Deconstruct a C++ code block from a novice perspective

Question

I am very new to C++ and I am trying to deconstruct someone's code, and I am not quite sure what to Google for, hence I am just going to ask here. This is a second attempt at a question I asked earlier which was poorly posed. Should this one not measure up, please let me know and I shall try to rectify.

Here is a structurally identical MWE, of the piece of code I am trying to understand.

#include <iostream>

using namespace std;


int square(int x){
    // Function that squares without using *
    int result = 0;
    for (int counter = 0; counter < x; ++counter){ 
        result += x;
    }
    return result;
}


int main()
{
    int const D = 4;
    int myArray[D] = {};    // all elements 0 in C++
    char colour[D] = {'c','o','e','g'};   // Initialize String Array
    int AEST = 5; // Initialise AEST
    for (int d =0; d<D; d++){
        if (colour[d]!='c' && colour[d]!='o'){
             double aux= square (d);
             if (aux!=0){
                myArray[d]=aux;
             }else{ 
                return AEST; 
             }
         }
    }
    // Lets see what we achieved.
    for (int d =0; d<D; d++){ 
        cout << myArray[d];
    }
    return 0;
}

Now then, lets crack on with some questions.

Precisely what I do not fully understand is this block:

             }else{ 
                return AEST; 
             }

Please not, AEST is not an error code, it is a numerical value that the code calculates. I have only initialized it here for the purpose of this MWE, but in actuality, it is calculated earlier on in the original code block.

My question is as follows:

The if statement is only true if the colours are not c or o and in which case we square d . In the MWE we square d twice. Hence, is the code then saying that we break out of the loop (with return AEST ) IF we stumble upon a colour that is not c or o ? But if we do break out of the loop under these conditions, why must we return AEST ? It is already initialised AEST=5 earlier on, and nothing we do inside this loop will affect it (remember this block is structurally identical to what I am trying to understand, but obviously not fully identical).
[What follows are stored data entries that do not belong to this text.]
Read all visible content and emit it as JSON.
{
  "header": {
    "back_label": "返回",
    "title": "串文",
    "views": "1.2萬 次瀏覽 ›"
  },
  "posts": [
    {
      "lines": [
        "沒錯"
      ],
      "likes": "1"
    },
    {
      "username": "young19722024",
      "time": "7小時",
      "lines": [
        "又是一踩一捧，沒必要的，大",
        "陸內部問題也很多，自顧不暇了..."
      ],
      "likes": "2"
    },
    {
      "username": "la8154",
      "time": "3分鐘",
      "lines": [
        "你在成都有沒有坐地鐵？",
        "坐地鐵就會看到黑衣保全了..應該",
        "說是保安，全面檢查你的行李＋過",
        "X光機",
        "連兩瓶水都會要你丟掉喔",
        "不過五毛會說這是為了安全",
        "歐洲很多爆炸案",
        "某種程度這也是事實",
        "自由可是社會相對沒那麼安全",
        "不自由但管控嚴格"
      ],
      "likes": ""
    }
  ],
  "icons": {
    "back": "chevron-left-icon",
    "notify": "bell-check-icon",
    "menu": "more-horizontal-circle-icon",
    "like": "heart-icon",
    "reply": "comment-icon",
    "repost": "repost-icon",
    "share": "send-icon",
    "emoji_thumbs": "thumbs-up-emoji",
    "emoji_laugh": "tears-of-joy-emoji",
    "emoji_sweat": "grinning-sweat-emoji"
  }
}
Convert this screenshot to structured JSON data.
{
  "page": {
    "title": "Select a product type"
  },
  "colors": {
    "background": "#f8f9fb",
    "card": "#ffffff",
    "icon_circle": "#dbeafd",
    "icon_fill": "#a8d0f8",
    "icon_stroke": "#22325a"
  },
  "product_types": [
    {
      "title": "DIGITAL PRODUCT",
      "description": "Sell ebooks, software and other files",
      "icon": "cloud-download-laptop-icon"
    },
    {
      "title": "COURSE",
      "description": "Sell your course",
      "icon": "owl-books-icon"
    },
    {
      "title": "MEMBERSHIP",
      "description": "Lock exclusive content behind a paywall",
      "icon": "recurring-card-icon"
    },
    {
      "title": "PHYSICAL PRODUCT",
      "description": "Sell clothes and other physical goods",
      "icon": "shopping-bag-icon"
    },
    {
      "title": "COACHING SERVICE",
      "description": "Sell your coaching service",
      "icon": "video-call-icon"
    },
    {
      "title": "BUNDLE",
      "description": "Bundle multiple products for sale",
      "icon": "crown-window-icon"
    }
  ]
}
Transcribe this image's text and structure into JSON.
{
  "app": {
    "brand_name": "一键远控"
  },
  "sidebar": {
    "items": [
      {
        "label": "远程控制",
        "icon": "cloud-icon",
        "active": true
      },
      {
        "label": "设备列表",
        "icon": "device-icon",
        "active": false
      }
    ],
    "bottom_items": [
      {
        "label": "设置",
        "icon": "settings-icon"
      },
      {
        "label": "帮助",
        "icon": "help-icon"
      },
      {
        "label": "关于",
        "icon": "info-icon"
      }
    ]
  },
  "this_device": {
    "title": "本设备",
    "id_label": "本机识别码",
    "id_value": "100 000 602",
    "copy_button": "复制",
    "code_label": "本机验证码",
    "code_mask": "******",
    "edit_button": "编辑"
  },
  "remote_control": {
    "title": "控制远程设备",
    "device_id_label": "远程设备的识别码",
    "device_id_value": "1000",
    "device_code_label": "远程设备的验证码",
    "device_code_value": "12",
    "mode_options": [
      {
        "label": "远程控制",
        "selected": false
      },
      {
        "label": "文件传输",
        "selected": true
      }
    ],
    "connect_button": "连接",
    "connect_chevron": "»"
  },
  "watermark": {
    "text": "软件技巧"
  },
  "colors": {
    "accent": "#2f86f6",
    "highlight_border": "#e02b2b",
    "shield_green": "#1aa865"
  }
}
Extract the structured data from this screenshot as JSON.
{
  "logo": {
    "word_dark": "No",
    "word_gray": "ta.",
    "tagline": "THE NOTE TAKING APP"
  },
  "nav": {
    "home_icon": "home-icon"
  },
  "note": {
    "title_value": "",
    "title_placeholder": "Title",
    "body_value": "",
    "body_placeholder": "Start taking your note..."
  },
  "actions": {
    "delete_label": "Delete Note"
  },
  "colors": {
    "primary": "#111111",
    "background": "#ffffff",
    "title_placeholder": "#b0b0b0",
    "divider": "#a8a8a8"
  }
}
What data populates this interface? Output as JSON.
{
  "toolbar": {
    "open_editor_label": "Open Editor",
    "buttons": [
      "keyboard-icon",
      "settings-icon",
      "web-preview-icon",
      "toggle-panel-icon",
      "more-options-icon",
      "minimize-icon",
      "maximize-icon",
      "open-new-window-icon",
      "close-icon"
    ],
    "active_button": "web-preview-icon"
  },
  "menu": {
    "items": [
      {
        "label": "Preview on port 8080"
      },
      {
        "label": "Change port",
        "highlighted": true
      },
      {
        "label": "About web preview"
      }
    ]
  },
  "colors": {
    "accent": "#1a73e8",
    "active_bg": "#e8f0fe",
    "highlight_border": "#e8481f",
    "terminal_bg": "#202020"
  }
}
This is why I do not understand the else bit.

Again, if there is not enough information, please let me know.

Answer 1

The return AEST part in question exits the main() function. That means the program exits in state 5.

This is done to have some sort of error code detection. For example. If you have various things that can go wrong, you try to retun those with specific codes so you can look up and identify where the problem occured.

It is common to return 0 if everything is fine.